“Do European Consumers Know What They’re Not Getting?”
These days the European Commission is once again making a lot of noise about the supposed need for the U.S. to enshrine Supplier’s Declaration of Conformity (SDOC) for electrical equipment. For those of you out there who don’t live and breathe certification issues, this means that manufacturers need only declare (with the appropriate marking) that their products comply with standards – the products themselves don’t actually have to first pass any non-in-house testing. Instead, post-market-surveillance – checking of products already out in circulation – would be the norm.
Now the many years of trans-Atlantic insider scrums that have led to this assertion by the powerful, unelected mandarins of Brussels could be stuff of several no-doubt-intriguing doctoral theses, but if nothing else it all flies in the face of current realities. Here in the U.S. amidst present-day concerns about toy, food and even airplane safety, the political mo is very much in the direction of enhancing testing requirements.
Besides, if it ain’t broke don’t fix it. U.S. consumers, municipalities, etc. are accustomed to trusting certain marks as they consider electrical equipment purchases. Most people probably don’t take the time to think about these certifiers being private entities, but for those who do the fact that the U.S. Government accredits the certifiers – through the Occupational Health and Safety Administration’s Nationally-Recognized Testing Laboratory Program (OSHA/NRTL) – should provide solace. And with the safety threat posed by counterfeit electrical equipment a growing concern, U.S. purchasers understandably continue to think "no mark, no buy" when choosing.

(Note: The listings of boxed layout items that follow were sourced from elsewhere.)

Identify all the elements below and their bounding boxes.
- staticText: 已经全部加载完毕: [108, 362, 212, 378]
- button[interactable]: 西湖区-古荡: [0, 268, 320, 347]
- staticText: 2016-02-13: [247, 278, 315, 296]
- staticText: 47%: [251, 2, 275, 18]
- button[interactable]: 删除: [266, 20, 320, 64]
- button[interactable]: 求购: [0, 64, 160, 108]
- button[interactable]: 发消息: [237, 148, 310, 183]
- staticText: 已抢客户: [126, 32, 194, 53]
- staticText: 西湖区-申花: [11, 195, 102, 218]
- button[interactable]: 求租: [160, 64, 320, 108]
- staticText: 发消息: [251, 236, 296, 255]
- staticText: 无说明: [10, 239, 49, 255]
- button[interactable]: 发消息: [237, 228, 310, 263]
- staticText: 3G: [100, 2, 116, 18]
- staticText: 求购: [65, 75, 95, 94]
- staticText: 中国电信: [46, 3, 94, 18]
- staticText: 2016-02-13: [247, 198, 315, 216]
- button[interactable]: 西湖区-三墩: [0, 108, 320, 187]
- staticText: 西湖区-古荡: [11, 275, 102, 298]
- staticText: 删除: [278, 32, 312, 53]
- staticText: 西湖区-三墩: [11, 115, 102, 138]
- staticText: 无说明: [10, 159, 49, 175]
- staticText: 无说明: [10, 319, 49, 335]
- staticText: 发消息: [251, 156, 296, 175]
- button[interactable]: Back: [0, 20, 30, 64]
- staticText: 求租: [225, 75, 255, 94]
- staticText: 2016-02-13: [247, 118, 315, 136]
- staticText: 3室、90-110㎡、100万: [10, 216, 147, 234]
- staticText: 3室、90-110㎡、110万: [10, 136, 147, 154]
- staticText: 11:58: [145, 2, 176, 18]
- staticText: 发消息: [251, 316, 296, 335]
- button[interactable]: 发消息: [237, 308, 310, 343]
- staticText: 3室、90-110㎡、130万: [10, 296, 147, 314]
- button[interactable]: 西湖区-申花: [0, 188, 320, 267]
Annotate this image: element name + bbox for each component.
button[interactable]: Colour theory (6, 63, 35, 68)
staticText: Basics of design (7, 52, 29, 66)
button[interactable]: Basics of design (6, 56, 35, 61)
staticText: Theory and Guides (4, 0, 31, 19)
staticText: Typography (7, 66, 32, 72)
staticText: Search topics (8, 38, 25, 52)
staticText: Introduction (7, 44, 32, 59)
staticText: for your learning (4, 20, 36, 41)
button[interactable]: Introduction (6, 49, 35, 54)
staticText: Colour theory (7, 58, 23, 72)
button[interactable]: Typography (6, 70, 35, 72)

Contrast this to Europe where – despite every “Europe controlled/ U.S. free-for-all” stereotype you’ve ever heard – product safety in practice is much more up for grabs. Yes, the “CE” mark is ubiquitous, but the public incorrectly assumes that it reflects actual certified testing when in fact it only shows companies self-declaring their compliance – ie, SDOC. Moreover, post-market surveillance in Europe is scattered and uneven at best, meaning the window is rather open for shoddy product to enter en masse. And tellingly, the April 18 Financial Times cites the Commission's own new report that “China (is) the main culprit as EU product recalls rise 53%”, with electrical appliances and lighting equipment among the main categories:
So if anything perhaps it’s the Commission which should be moving the other way in terms of reciprocity. There are European testing laboratories that have qualified for OSHA/NRTL status – showing that our accreditation process is not biased. How about letting U.S. labs – which are not currently allowed to -- do direct European market testing?